Brian Teare
May 2009




An Essay to End Pleasure


By each inadequate window in the dark
low-ceilinged house; by the river

spiked with ice; on the bridge
from town to county; at the market

where Amish sold pretzels and cheddars, cheap toys, greens, headcheese
and livers; along snowed roads slow

to the mailbox; after floodwater
took the curves toward the highway; I waited

and he never came. Downed, crested,
covetous,

birds rushed what the river left the last
crust of snow : plume,

leaf, branch, pod, silt,
thistle : they browned in thaw, softened

in dirt. I waited
past thaw, after ground

and riverbank took the water back; the walk
dotted with cherry blossoms,

when I left I wrote :

                              rain’s noise to flush weight
                              of camellias, scentless as birds,

                              from the bushes. Downed, they
                              brown, soften in the dirt. May

                              turns fog on a spindle: thread
                              to bind recent greenery to back-

                              ground: sewn woods wild
                              as backs of tapestries. The voice

                              grows archaic with noticing;
                              the mind, precise. A new kind

                              of bird feeds at the river: think
                              of weeks the eye will take

                              to count its feathers; years
                              the mouth will wait to drink

                              what small air from its bones—  

and now, here, March turns fog
on a spindle :

what comes to the eye comes as light
after winter has washed

its white sand at least twice, as if ornament could adorn
the worn shore of the ordinary : goose shit on the lake path, a flotilla

of plastic bags in waters currents carry under the city.

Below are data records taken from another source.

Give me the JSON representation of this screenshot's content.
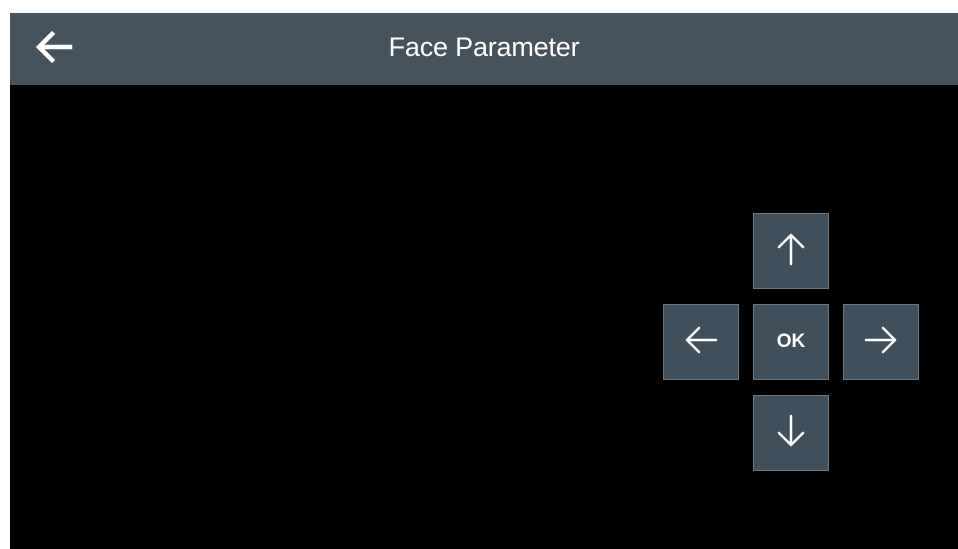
{
  "header": {
    "title": "Face Parameter",
    "back_icon": "arrow-left-icon"
  },
  "dpad": {
    "up_icon": "arrow-up-icon",
    "down_icon": "arrow-down-icon",
    "left_icon": "arrow-left-icon",
    "right_icon": "arrow-right-icon",
    "ok_label": "OK"
  },
  "colors": {
    "header_bg": "#46525c",
    "screen_bg": "#000000",
    "button_bg": "#3f4f5b",
    "button_border": "#6a7884",
    "text": "#ffffff"
  }
}
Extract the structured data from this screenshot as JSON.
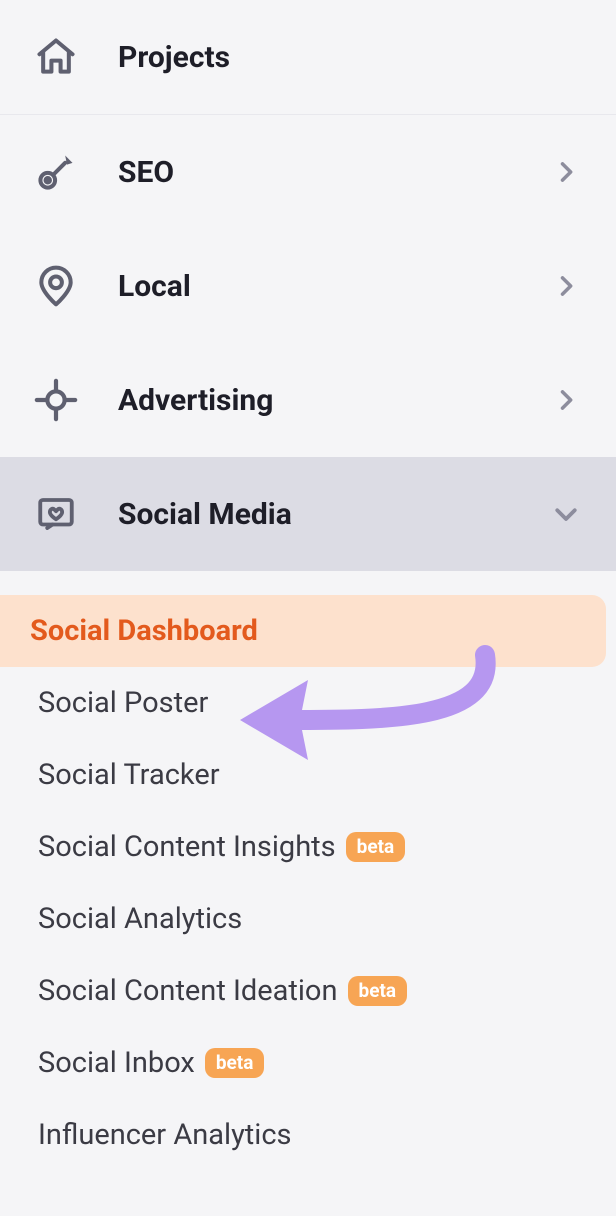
{
  "nav": {
    "projects": {
      "label": "Projects"
    },
    "seo": {
      "label": "SEO"
    },
    "local": {
      "label": "Local"
    },
    "advertising": {
      "label": "Advertising"
    },
    "social": {
      "label": "Social Media"
    }
  },
  "submenu": {
    "dashboard": {
      "label": "Social Dashboard"
    },
    "poster": {
      "label": "Social Poster"
    },
    "tracker": {
      "label": "Social Tracker"
    },
    "content_insights": {
      "label": "Social Content Insights",
      "badge": "beta"
    },
    "analytics": {
      "label": "Social Analytics"
    },
    "content_ideation": {
      "label": "Social Content Ideation",
      "badge": "beta"
    },
    "inbox": {
      "label": "Social Inbox",
      "badge": "beta"
    },
    "influencer": {
      "label": "Influencer Analytics"
    }
  },
  "annotation": {
    "arrow_color": "#b697f0"
  }
}
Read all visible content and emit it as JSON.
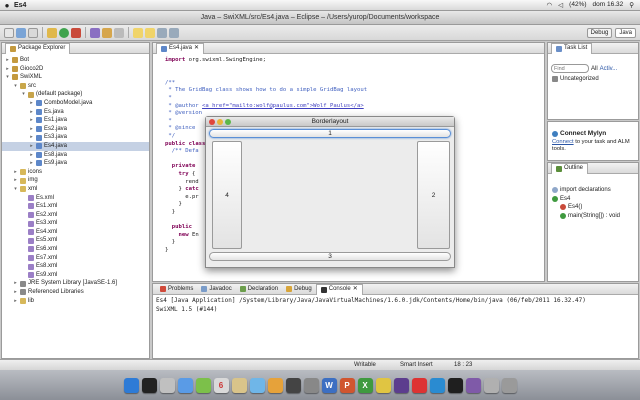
{
  "menubar": {
    "app_name": "Es4",
    "battery": "(42%)",
    "clock": "dom 16.32"
  },
  "window": {
    "title": "Java – SwiXML/src/Es4.java – Eclipse – /Users/yurop/Documents/workspace"
  },
  "toolbar": {
    "perspective_debug": "Debug",
    "perspective_java": "Java"
  },
  "package_explorer": {
    "tab_label": "Package Explorer",
    "items": [
      {
        "label": "Bot",
        "indent": 0,
        "twisty": "▸",
        "icon": "project-icon"
      },
      {
        "label": "Gioco2D",
        "indent": 0,
        "twisty": "▸",
        "icon": "project-icon"
      },
      {
        "label": "SwiXML",
        "indent": 0,
        "twisty": "▾",
        "icon": "project-icon"
      },
      {
        "label": "src",
        "indent": 1,
        "twisty": "▾",
        "icon": "source-folder-icon"
      },
      {
        "label": "(default package)",
        "indent": 2,
        "twisty": "▾",
        "icon": "package-icon"
      },
      {
        "label": "ComboModel.java",
        "indent": 3,
        "twisty": "▸",
        "icon": "java-file-icon"
      },
      {
        "label": "Es.java",
        "indent": 3,
        "twisty": "▸",
        "icon": "java-file-icon"
      },
      {
        "label": "Es1.java",
        "indent": 3,
        "twisty": "▸",
        "icon": "java-file-icon"
      },
      {
        "label": "Es2.java",
        "indent": 3,
        "twisty": "▸",
        "icon": "java-file-icon"
      },
      {
        "label": "Es3.java",
        "indent": 3,
        "twisty": "▸",
        "icon": "java-file-icon"
      },
      {
        "label": "Es4.java",
        "indent": 3,
        "twisty": "▸",
        "icon": "java-file-icon",
        "selected": true
      },
      {
        "label": "Es8.java",
        "indent": 3,
        "twisty": "▸",
        "icon": "java-file-icon"
      },
      {
        "label": "Es9.java",
        "indent": 3,
        "twisty": "▸",
        "icon": "java-file-icon"
      },
      {
        "label": "icons",
        "indent": 1,
        "twisty": "▸",
        "icon": "folder-icon"
      },
      {
        "label": "img",
        "indent": 1,
        "twisty": "▸",
        "icon": "folder-icon"
      },
      {
        "label": "xml",
        "indent": 1,
        "twisty": "▾",
        "icon": "folder-icon"
      },
      {
        "label": "Es.xml",
        "indent": 2,
        "twisty": "",
        "icon": "xml-file-icon"
      },
      {
        "label": "Es1.xml",
        "indent": 2,
        "twisty": "",
        "icon": "xml-file-icon"
      },
      {
        "label": "Es2.xml",
        "indent": 2,
        "twisty": "",
        "icon": "xml-file-icon"
      },
      {
        "label": "Es3.xml",
        "indent": 2,
        "twisty": "",
        "icon": "xml-file-icon"
      },
      {
        "label": "Es4.xml",
        "indent": 2,
        "twisty": "",
        "icon": "xml-file-icon"
      },
      {
        "label": "Es5.xml",
        "indent": 2,
        "twisty": "",
        "icon": "xml-file-icon"
      },
      {
        "label": "Es6.xml",
        "indent": 2,
        "twisty": "",
        "icon": "xml-file-icon"
      },
      {
        "label": "Es7.xml",
        "indent": 2,
        "twisty": "",
        "icon": "xml-file-icon"
      },
      {
        "label": "Es8.xml",
        "indent": 2,
        "twisty": "",
        "icon": "xml-file-icon"
      },
      {
        "label": "Es9.xml",
        "indent": 2,
        "twisty": "",
        "icon": "xml-file-icon"
      },
      {
        "label": "JRE System Library [JavaSE-1.6]",
        "indent": 1,
        "twisty": "▸",
        "icon": "library-icon"
      },
      {
        "label": "Referenced Libraries",
        "indent": 1,
        "twisty": "▸",
        "icon": "library-icon"
      },
      {
        "label": "lib",
        "indent": 1,
        "twisty": "▸",
        "icon": "folder-icon"
      }
    ]
  },
  "editor": {
    "tab_label": "Es4.java",
    "lines": [
      [
        [
          "kw",
          "import "
        ],
        [
          "",
          "org.swixml.SwingEngine;"
        ]
      ],
      [
        [
          "",
          ""
        ]
      ],
      [
        [
          "",
          ""
        ]
      ],
      [
        [
          "jd",
          "/**"
        ]
      ],
      [
        [
          "jd",
          " * The GridBag class shows how to do a simple GridBag layout"
        ]
      ],
      [
        [
          "jd",
          " *"
        ]
      ],
      [
        [
          "jd",
          " * @author "
        ],
        [
          "lk",
          "<a href=\"mailto:wolf@paulus.com\">Wolf Paulus</a>"
        ]
      ],
      [
        [
          "jd",
          " * @version"
        ]
      ],
      [
        [
          "jd",
          " *"
        ]
      ],
      [
        [
          "jd",
          " * @since"
        ]
      ],
      [
        [
          "jd",
          " */"
        ]
      ],
      [
        [
          "kw",
          "public "
        ],
        [
          "kw",
          "class "
        ]
      ],
      [
        [
          "jd",
          "  /** Defa"
        ]
      ],
      [
        [
          "",
          ""
        ]
      ],
      [
        [
          "kw",
          "  private"
        ]
      ],
      [
        [
          "kw",
          "    try "
        ],
        [
          "",
          "{"
        ]
      ],
      [
        [
          "",
          "      rend"
        ]
      ],
      [
        [
          "",
          "    } "
        ],
        [
          "kw",
          "catc"
        ]
      ],
      [
        [
          "",
          "      e.pr"
        ]
      ],
      [
        [
          "",
          "    }"
        ]
      ],
      [
        [
          "",
          "  }"
        ]
      ],
      [
        [
          "",
          ""
        ]
      ],
      [
        [
          "kw",
          "  public "
        ]
      ],
      [
        [
          "kw",
          "    new "
        ],
        [
          "",
          "En"
        ]
      ],
      [
        [
          "",
          "  }"
        ]
      ],
      [
        [
          "",
          "}"
        ]
      ]
    ]
  },
  "swing_window": {
    "title": "Borderlayout",
    "north": "1",
    "east": "2",
    "south": "3",
    "west": "4"
  },
  "task_list": {
    "tab_label": "Task List",
    "find_placeholder": "Find",
    "all": "All",
    "activate": "Activ...",
    "uncategorized": "Uncategorized"
  },
  "mylyn": {
    "title": "Connect Mylyn",
    "link": "Connect",
    "text": "to your task and ALM tools."
  },
  "outline": {
    "tab_label": "Outline",
    "items": [
      {
        "label": "import declarations",
        "indent": 0,
        "icon": "imports-icon"
      },
      {
        "label": "Es4",
        "indent": 0,
        "icon": "class-icon"
      },
      {
        "label": "Es4()",
        "indent": 1,
        "icon": "constructor-icon"
      },
      {
        "label": "main(String[]) : void",
        "indent": 1,
        "icon": "method-icon"
      }
    ]
  },
  "bottom_tabs": {
    "problems": "Problems",
    "javadoc": "Javadoc",
    "declaration": "Declaration",
    "debug": "Debug",
    "console": "Console"
  },
  "console": {
    "header": "Es4 [Java Application] /System/Library/Java/JavaVirtualMachines/1.6.0.jdk/Contents/Home/bin/java (06/feb/2011 16.32.47)",
    "output": "SwiXML 1.5 (#144)"
  },
  "statusbar": {
    "writable": "Writable",
    "insert_mode": "Smart Insert",
    "position": "18 : 23"
  },
  "colors": {
    "accent": "#3875d7",
    "selection": "#c5d1e4"
  }
}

We come back
to this : as if inevitable, the sheathed cock;

as if necessary, the thighs part;
and the mind divided : his mouth here, then there

my hand : meanwhile the eternal internal
ache relaxed past pleasure stammer

stammer my mouth
apotheosis

precious. But it is all dear :
the thread that binds

recent greenery to background,
kisses tentative, pressing, each

to sustain a pattern, the sewn
woods wild

as backs of tapestries.
Watching the work of his pale skin

gather, gooseflesh
where my mouth just was : we are

as much as we see : the voice
full-throated with noticing; the mind

precise. How the mouth knows what the eye knows :
egret, heron, bittern,

grebe, gull, coot, cormorant,
scaup, mallard, but

friend, a new kind of bird
feeds at the lake : think of weeks the eye will take

to count its feathers; years
the mouth will wait

to drink what small air from its bones.